Nicolas Le Novère is a British and French biologist. His research focuses on modeling signaling pathways and developing tools to share mathematical models.

==Education==
Le Novère obtained his Baccalauréat at the Prytanée National Militaire. He received a MSc (1993) in Biology and Biochemistry from the École Normale Supérieure, a BSc in Cellular Biology and Physiology (1991), and a PhD in Molecular and Cellular Pharmacology (1998) from the Pierre and Marie Curie University. From 1999 to 2001, he was a Postdoctoral Fellow at the University of Cambridge (UK).

==Research==
The first part of Le Novère's career, in the laboratory of Jean-Pierre Changeux at the Pasteur Institute, was focused on studying Nicotinic acetylcholine receptors in the brain. He reconstructed their phylogeny, predicted and modeled their structure. He also investigated the role of the alpha6 subunit in the dopaminergic neurons of the mesencephalon.

During his post-doctoral fellowship in the group of Dennis Bray at the University of Cambridge, he modeled the molecular networks underlying bacterial chemotaxis. Le Novère then became involved in the development standards to share mathematical models such as SBML, of which he would later become editor.

In 2003, Le Novère built a research group at the European Bioinformatics Institute (EMBL-EBI).
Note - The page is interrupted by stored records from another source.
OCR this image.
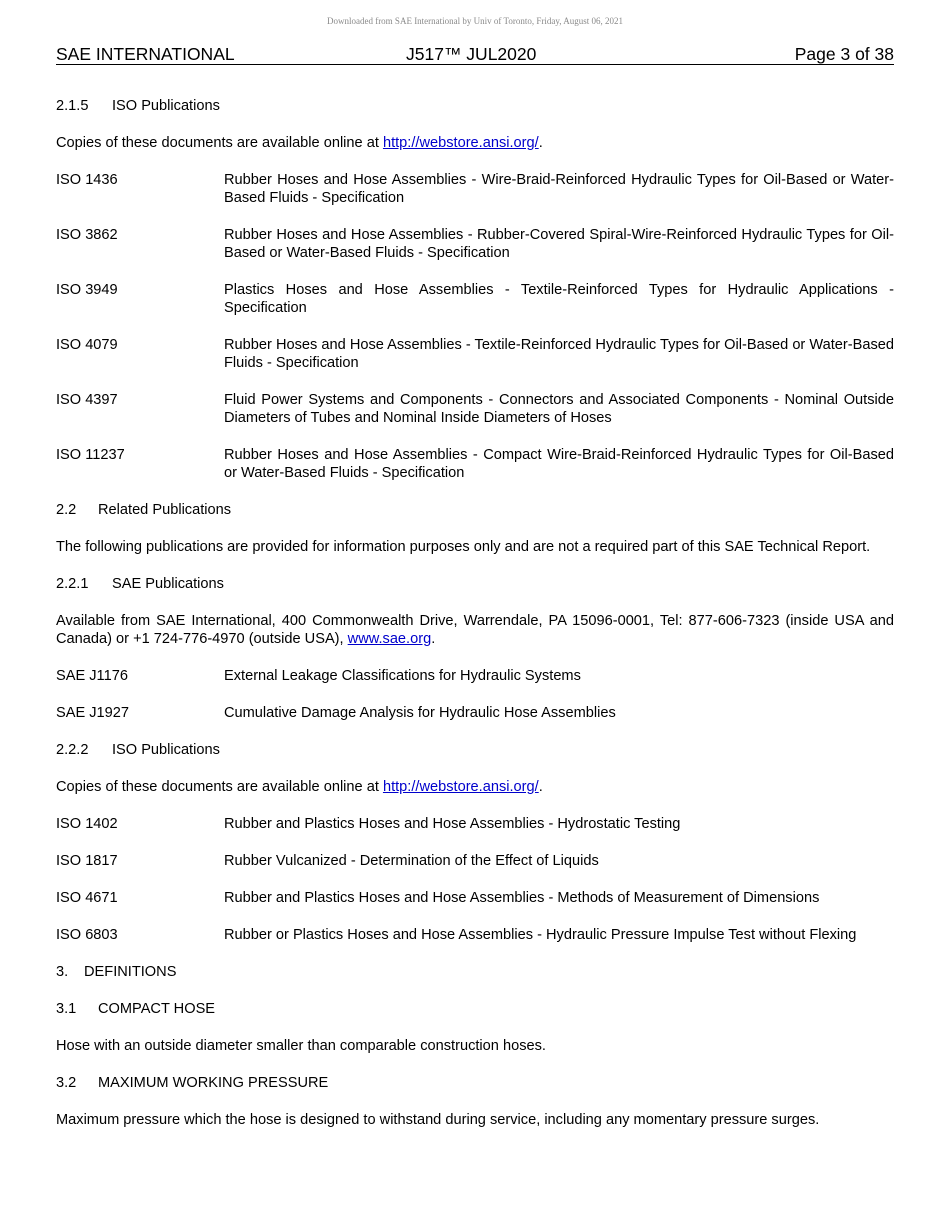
Downloaded from SAE International by Univ of Toronto, Friday, August 06, 2021
SAE INTERNATIONAL	J517™ JUL2020	Page 3 of 38

2.1.5 ISO Publications

Copies of these documents are available online at http://webstore.ansi.org/.

ISO 1436	Rubber Hoses and Hose Assemblies - Wire-Braid-Reinforced Hydraulic Types for Oil-Based or Water-Based Fluids - Specification
ISO 3862	Rubber Hoses and Hose Assemblies - Rubber-Covered Spiral-Wire-Reinforced Hydraulic Types for Oil-Based or Water-Based Fluids - Specification
ISO 3949	Plastics Hoses and Hose Assemblies - Textile-Reinforced Types for Hydraulic Applications - Specification
ISO 4079	Rubber Hoses and Hose Assemblies - Textile-Reinforced Hydraulic Types for Oil-Based or Water-Based Fluids - Specification
ISO 4397	Fluid Power Systems and Components - Connectors and Associated Components - Nominal Outside Diameters of Tubes and Nominal Inside Diameters of Hoses
ISO 11237	Rubber Hoses and Hose Assemblies - Compact Wire-Braid-Reinforced Hydraulic Types for Oil-Based or Water-Based Fluids - Specification

2.2 Related Publications

The following publications are provided for information purposes only and are not a required part of this SAE Technical Report.

2.2.1 SAE Publications

Available from SAE International, 400 Commonwealth Drive, Warrendale, PA 15096-0001, Tel: 877-606-7323 (inside USA and Canada) or +1 724-776-4970 (outside USA), www.sae.org.

SAE J1176	External Leakage Classifications for Hydraulic Systems
SAE J1927	Cumulative Damage Analysis for Hydraulic Hose Assemblies

2.2.2 ISO Publications

Copies of these documents are available online at http://webstore.ansi.org/.

ISO 1402	Rubber and Plastics Hoses and Hose Assemblies - Hydrostatic Testing
ISO 1817	Rubber Vulcanized - Determination of the Effect of Liquids
ISO 4671	Rubber and Plastics Hoses and Hose Assemblies - Methods of Measurement of Dimensions
ISO 6803	Rubber or Plastics Hoses and Hose Assemblies - Hydraulic Pressure Impulse Test without Flexing

3. DEFINITIONS

3.1 COMPACT HOSE

Hose with an outside diameter smaller than comparable construction hoses.

3.2 MAXIMUM WORKING PRESSURE

Maximum pressure which the hose is designed to withstand during service, including any momentary pressure surges.
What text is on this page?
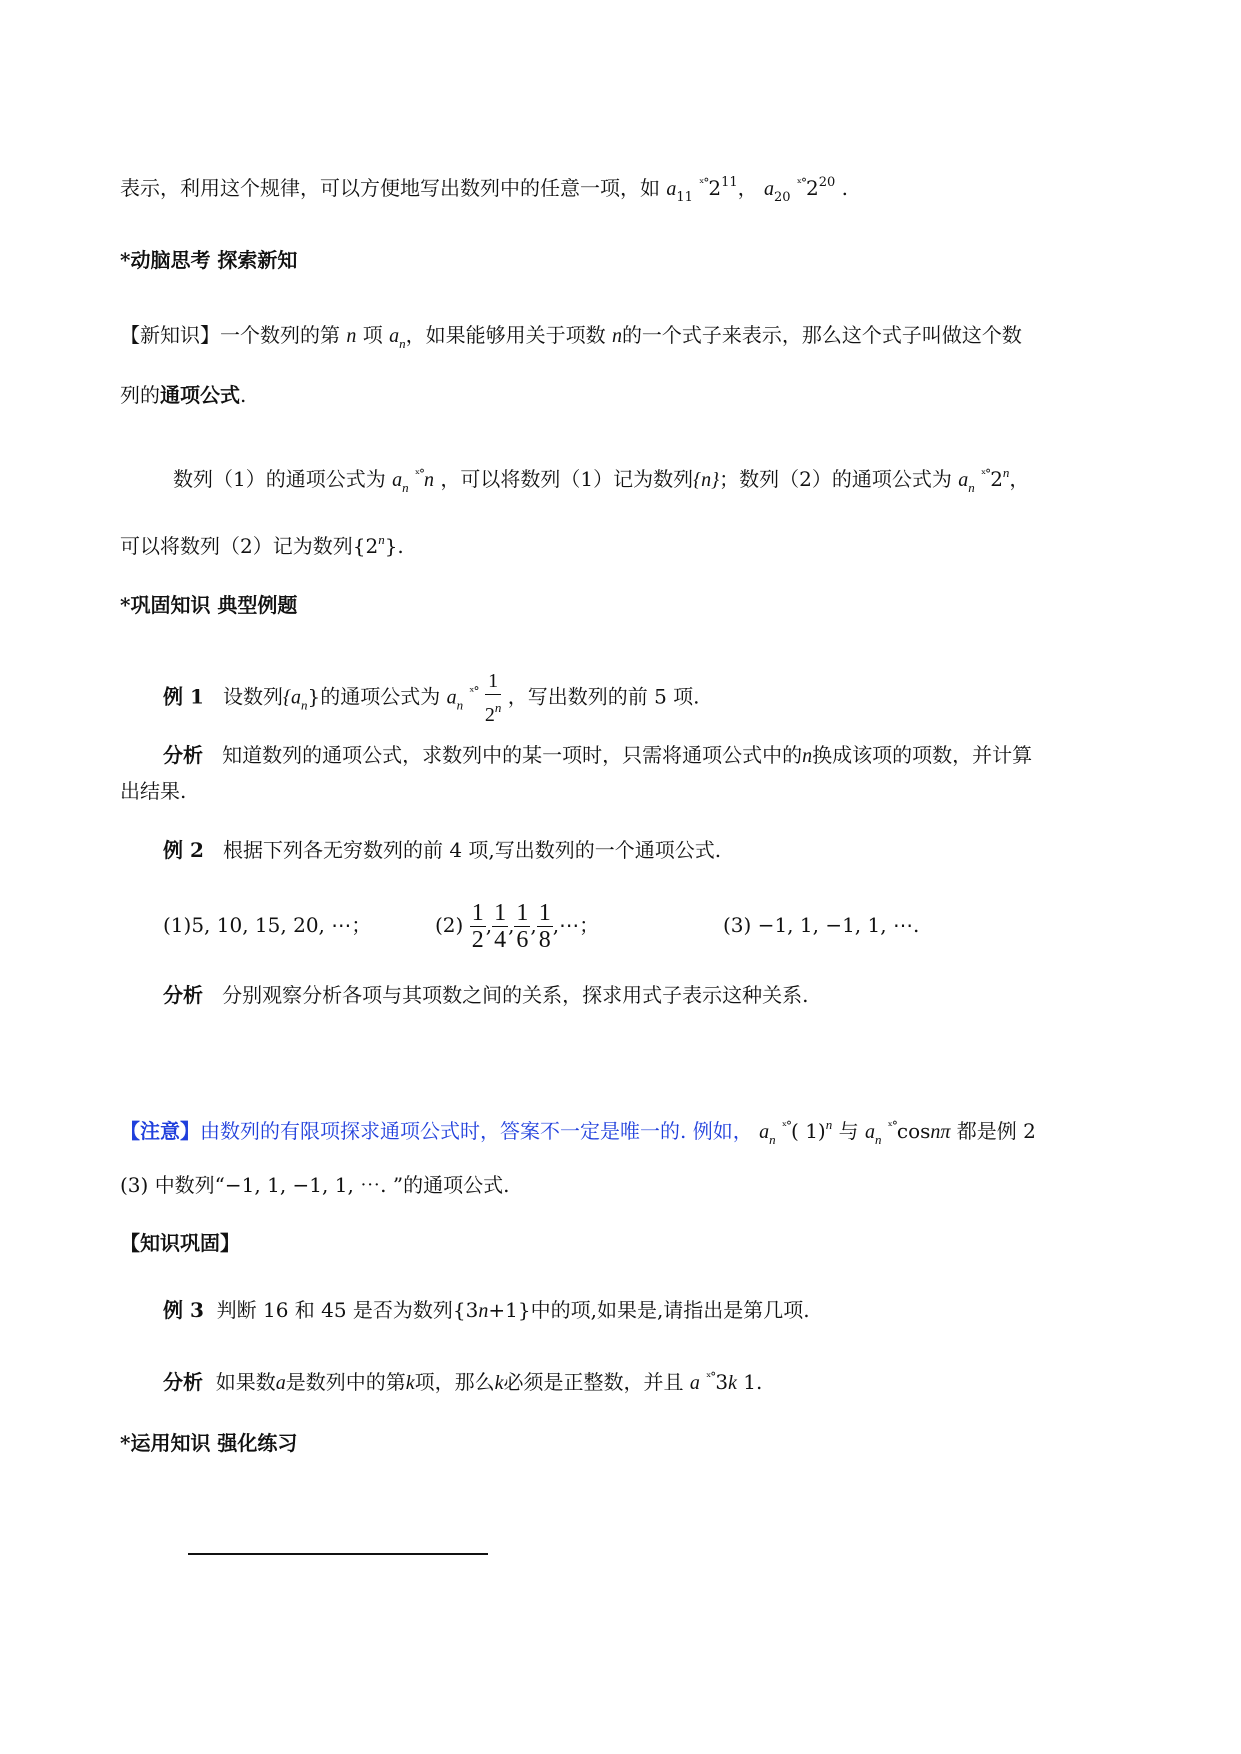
表示，利用这个规律，可以方便地写出数列中的任意一项，如 $a_{11}$ $^{ˣ^\circ}2^{11}$， $a_{20}$ $^{ˣ^\circ}2^{20}$ .
*动脑思考 探索新知
【新知识】一个数列的第 n 项 $a_n$，如果能够用关于项数 n的一个式子来表示，那么这个式子叫做这个数
列的通项公式.
数列（1）的通项公式为 $a_n$ $^{ˣ^\circ}$n ，可以将数列（1）记为数列{n}；数列（2）的通项公式为 $a_n$ $^{ˣ^\circ}$2$^n$，
可以将数列（2）记为数列{2$^n$}.
*巩固知识 典型例题
例 1 设数列$\{a_n\}$的通项公式为 $a_n$ $^{ˣ^\circ} \frac{1}{2^n}$ ，写出数列的前 5 项.
分析 知道数列的通项公式，求数列中的某一项时，只需将通项公式中的n换成该项的项数，并计算
出结果.
例 2 根据下列各无穷数列的前 4 项,写出数列的一个通项公式.
(1)5, 10, 15, 20, ⋯；	$(2) \frac{1}{2}$ , $\frac{1}{4}$ , $\frac{1}{6}$ , $\frac{1}{8}$ ,⋯；	(3) −1, 1, −1, 1, ⋯.
分析 分别观察分析各项与其项数之间的关系，探求用式子表示这种关系.
【注意】由数列的有限项探求通项公式时，答案不一定是唯一的. 例如， $a_n$ $^{ˣ^\circ}$( 1)$^n$ 与 $a_n$ $^{ˣ^\circ}$cosnπ 都是例 2
(3) 中数列“−1, 1, −1, 1, ⋯. ”的通项公式.
【知识巩固】
例 3 判断 16 和 45 是否为数列{3n+1}中的项,如果是,请指出是第几项.
分析 如果数a是数列中的第k项，那么k必须是正整数，并且 a $^{ˣ^\circ}$3k 1.
*运用知识 强化练习
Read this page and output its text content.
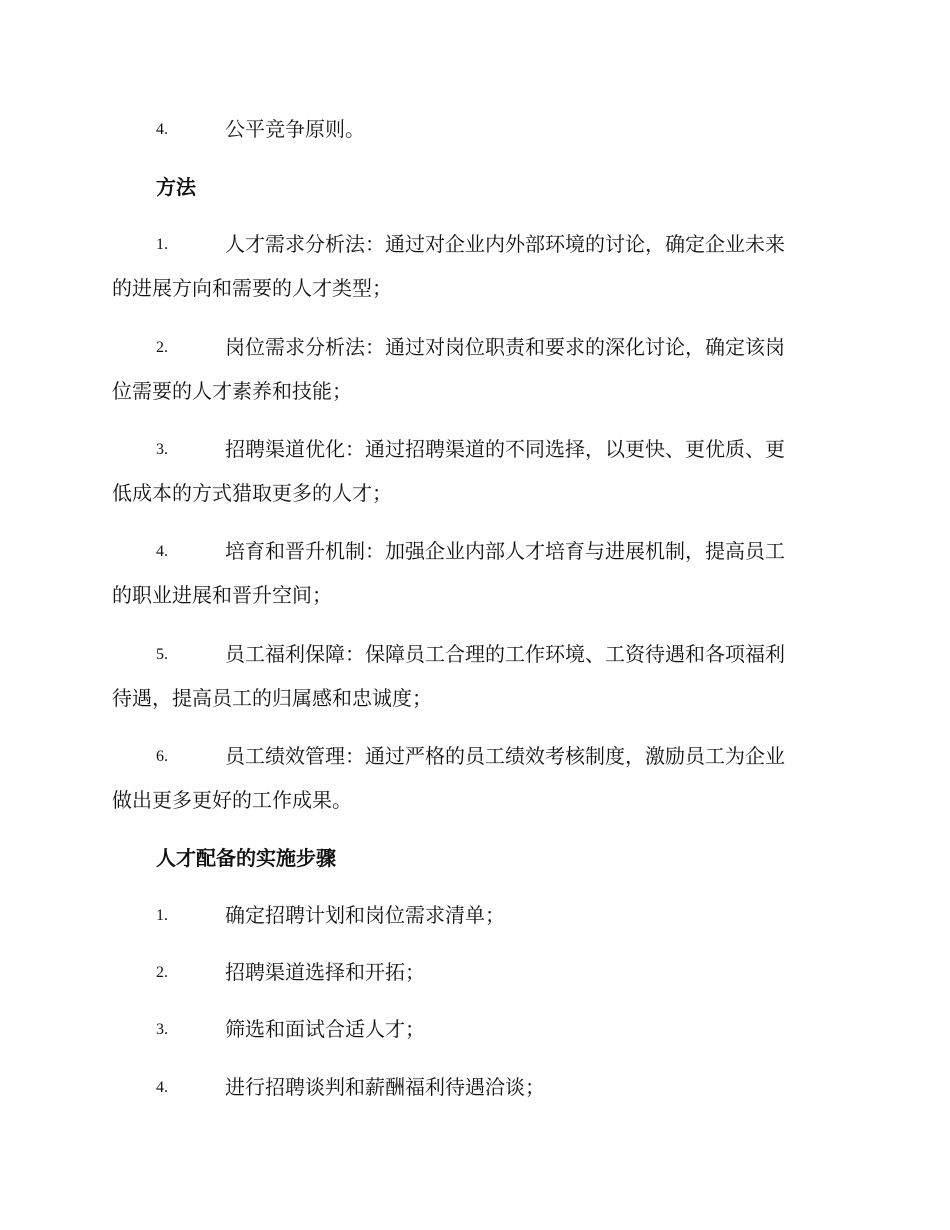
4.	公平竞争原则。
方法
1.	人才需求分析法：通过对企业内外部环境的讨论，确定企业未来
的进展方向和需要的人才类型；
2.	岗位需求分析法：通过对岗位职责和要求的深化讨论，确定该岗
位需要的人才素养和技能；
3.	招聘渠道优化：通过招聘渠道的不同选择，以更快、更优质、更
低成本的方式猎取更多的人才；
4.	培育和晋升机制：加强企业内部人才培育与进展机制，提高员工
的职业进展和晋升空间；
5.	员工福利保障：保障员工合理的工作环境、工资待遇和各项福利
待遇，提高员工的归属感和忠诚度；
6.	员工绩效管理：通过严格的员工绩效考核制度，激励员工为企业
做出更多更好的工作成果。
人才配备的实施步骤
1.	确定招聘计划和岗位需求清单；
2.	招聘渠道选择和开拓；
3.	筛选和面试合适人才；
4.	进行招聘谈判和薪酬福利待遇洽谈；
The group studied the signaling pathways underlying synaptic plasticity, in particular the allosteric calcium sensors.
In parallel, his group coordinated the development of a consistent set of standards in systems biology, including the graphical notation SBGN, the guidelines MIRIAM and MIASE, the languages SED-ML and PharmML, and ontologies such as the Systems Biology Ontology. He also created BioModels Database and the Identifiers.org URIs.

Le Novère moved his group to the Babraham Institute from 2012 to 2018.

He was associate editor of the journals BMC Systems Biology and npj Systems Biology and Applications until September 2018. He has been section head for the section Systems and Network Biology of the Faculty of 1000 from 2017 to 2018.

Senior member of the International Society for Computational Biology, he served on its board of directors from 2017 to 2018.

==Conviction==

In September 2018, Le Novère was sentenced for 8 month (suspended for 2 years) when he admitted downloading indecent images of a child and possession of an extreme pornographic image. Subsequently, he was dismissed from the Babraham Institute where he was working.